ERAN, the National Crisis Intervention Hotline that provides emotional first aid by telephone and Internet, is in danger of being shut down, according to evidence heard Tuesday in the Knesset Labor, Social Welfare and Health Committee. Some NIS 2 million is owed by government ministries to the voluntary organization.
The session on ERAN, which can be reached 24 hours a day by dialing 1201, was initiated by Labor MK Hilik Bar and Meretz MK Michal Rozin. Hundreds of thousands of troubled people contact ERAN each year, but due to the shortage of funds, over NIS 100,000 were not answered as its services have been cut, the MKs were told.
Bar said that the confidential service supplied mostly by trained volunteers saves the social welfare authorities huge burdens, as many callers are helped enough so as not to need additional counseling. Many of those who call for help threaten to commit suicide, and having someone listen to their problems often dissuades them.

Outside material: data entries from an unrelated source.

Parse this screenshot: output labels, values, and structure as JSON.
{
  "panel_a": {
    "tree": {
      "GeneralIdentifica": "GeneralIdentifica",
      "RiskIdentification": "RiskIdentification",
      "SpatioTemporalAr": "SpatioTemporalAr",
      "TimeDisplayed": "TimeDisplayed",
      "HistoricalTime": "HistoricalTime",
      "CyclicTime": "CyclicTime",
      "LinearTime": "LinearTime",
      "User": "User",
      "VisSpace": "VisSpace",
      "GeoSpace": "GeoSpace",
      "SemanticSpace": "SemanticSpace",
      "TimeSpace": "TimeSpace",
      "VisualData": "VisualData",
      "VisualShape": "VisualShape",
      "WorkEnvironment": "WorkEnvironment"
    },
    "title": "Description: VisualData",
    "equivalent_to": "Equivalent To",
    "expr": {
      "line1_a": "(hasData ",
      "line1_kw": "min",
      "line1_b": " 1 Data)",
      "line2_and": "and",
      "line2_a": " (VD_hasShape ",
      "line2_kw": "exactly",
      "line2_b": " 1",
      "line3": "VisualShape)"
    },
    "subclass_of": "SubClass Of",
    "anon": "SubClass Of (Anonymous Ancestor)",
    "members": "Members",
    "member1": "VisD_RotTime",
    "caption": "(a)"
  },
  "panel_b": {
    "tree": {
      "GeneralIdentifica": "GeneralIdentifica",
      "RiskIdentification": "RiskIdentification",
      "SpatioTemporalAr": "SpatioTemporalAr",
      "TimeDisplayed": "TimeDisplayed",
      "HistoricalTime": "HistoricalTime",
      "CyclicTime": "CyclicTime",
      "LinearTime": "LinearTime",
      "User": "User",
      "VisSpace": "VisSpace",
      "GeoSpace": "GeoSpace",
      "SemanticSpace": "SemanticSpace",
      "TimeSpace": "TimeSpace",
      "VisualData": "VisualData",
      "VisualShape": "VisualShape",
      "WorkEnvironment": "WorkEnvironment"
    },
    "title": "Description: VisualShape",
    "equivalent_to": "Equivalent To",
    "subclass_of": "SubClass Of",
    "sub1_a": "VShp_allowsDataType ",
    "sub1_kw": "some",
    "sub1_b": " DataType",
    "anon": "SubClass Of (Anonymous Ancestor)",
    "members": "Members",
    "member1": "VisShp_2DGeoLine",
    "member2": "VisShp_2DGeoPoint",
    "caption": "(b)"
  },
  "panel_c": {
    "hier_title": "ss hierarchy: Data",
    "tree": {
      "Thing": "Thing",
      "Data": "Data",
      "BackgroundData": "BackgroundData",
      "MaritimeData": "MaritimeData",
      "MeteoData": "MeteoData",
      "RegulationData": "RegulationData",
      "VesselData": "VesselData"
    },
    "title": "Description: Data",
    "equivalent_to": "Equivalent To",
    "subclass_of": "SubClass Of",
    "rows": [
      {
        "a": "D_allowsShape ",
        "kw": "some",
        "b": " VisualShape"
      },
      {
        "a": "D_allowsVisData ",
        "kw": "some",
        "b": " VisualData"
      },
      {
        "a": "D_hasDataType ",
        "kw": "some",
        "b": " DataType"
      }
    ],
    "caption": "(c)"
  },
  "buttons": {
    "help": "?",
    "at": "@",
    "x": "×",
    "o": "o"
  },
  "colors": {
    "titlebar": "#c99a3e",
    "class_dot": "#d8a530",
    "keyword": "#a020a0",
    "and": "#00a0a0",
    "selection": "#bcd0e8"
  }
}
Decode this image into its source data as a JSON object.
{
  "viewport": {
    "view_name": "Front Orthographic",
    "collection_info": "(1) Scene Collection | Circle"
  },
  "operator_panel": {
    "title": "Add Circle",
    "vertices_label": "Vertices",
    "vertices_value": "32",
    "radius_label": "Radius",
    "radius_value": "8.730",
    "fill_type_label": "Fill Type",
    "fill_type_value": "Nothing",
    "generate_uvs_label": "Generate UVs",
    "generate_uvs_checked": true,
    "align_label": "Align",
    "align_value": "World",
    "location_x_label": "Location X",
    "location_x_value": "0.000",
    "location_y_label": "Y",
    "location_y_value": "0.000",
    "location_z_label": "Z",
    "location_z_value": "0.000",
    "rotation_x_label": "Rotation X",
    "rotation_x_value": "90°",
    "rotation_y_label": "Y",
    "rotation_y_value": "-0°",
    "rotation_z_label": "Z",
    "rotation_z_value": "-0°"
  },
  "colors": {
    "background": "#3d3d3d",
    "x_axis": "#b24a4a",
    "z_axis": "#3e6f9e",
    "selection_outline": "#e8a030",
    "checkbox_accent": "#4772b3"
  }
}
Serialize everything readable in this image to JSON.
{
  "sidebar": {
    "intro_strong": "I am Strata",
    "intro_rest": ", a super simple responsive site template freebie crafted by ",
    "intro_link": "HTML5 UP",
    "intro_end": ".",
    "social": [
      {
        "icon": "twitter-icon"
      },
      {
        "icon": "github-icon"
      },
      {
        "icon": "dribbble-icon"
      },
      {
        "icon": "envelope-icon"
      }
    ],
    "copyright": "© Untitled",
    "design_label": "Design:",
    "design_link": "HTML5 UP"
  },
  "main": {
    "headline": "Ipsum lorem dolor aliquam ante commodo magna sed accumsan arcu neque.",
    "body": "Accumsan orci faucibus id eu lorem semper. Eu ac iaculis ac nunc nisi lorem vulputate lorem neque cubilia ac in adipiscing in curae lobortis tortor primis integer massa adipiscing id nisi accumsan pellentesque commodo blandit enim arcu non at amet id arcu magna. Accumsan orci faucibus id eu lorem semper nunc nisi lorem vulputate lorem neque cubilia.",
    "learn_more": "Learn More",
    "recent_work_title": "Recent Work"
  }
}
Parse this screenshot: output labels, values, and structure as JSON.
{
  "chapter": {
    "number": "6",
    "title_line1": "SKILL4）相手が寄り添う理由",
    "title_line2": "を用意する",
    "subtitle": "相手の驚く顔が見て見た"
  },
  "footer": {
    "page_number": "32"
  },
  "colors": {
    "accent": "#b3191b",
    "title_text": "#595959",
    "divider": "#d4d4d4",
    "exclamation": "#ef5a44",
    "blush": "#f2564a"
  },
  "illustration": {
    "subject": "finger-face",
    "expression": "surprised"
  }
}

The Health and Labor and Social Welfare Ministries provide less than four percent of ERAN’s budget. However, the Health Ministry’s own program for preventing suicide is going to get NIS 55 million over the next three years, Bar said. “Why isn’t there a way to allocation two million pitiful shekels for Eran?”
Rozin added that NIS 2 million is not enough, because ERAN needs to plan ahead and expand in the coming years.
Former MK Haim Oron, who is chairman of the ERAN Friends Organization, said that the organization finished 2013 only because a woman willed her apartment to it and ERAN sold it when she died. “There is no way to keep the organization going. Eighty percent of the calls at night are not answered. The country can’t manage without this service, and our budget is minuscule,” Oron said.
Health Ministry director-general Prof. Ronni Gamzu said that some of the funds of the National Council for Preventing Suicides will be diverted to support for organizations that give help by telephone to people with emotional distress. Gamzu promised that the ministry’s supports committee will discuss this soon, apparently within a month. In recent years, ERAN received about NIS 400,000 a year from the ministry. “We are bound to help all the organizations in this category, and not only ERAN,” the director-general said. “There is no long-term procedure to ensure funding and budgets are not stable.”
Oron commented: “So the government says it doesn’t have the ability to cope with an organization like ERAN. All the ministers in all the governments hugged us, but we can’t make ends meet.”
The committee, chaired by MK Michal Biran (Labor) said that the NIS 2 million promised to ERAN must be transferred to ERAN immediately, and the ministries involved must within a month announce what steps they are taking.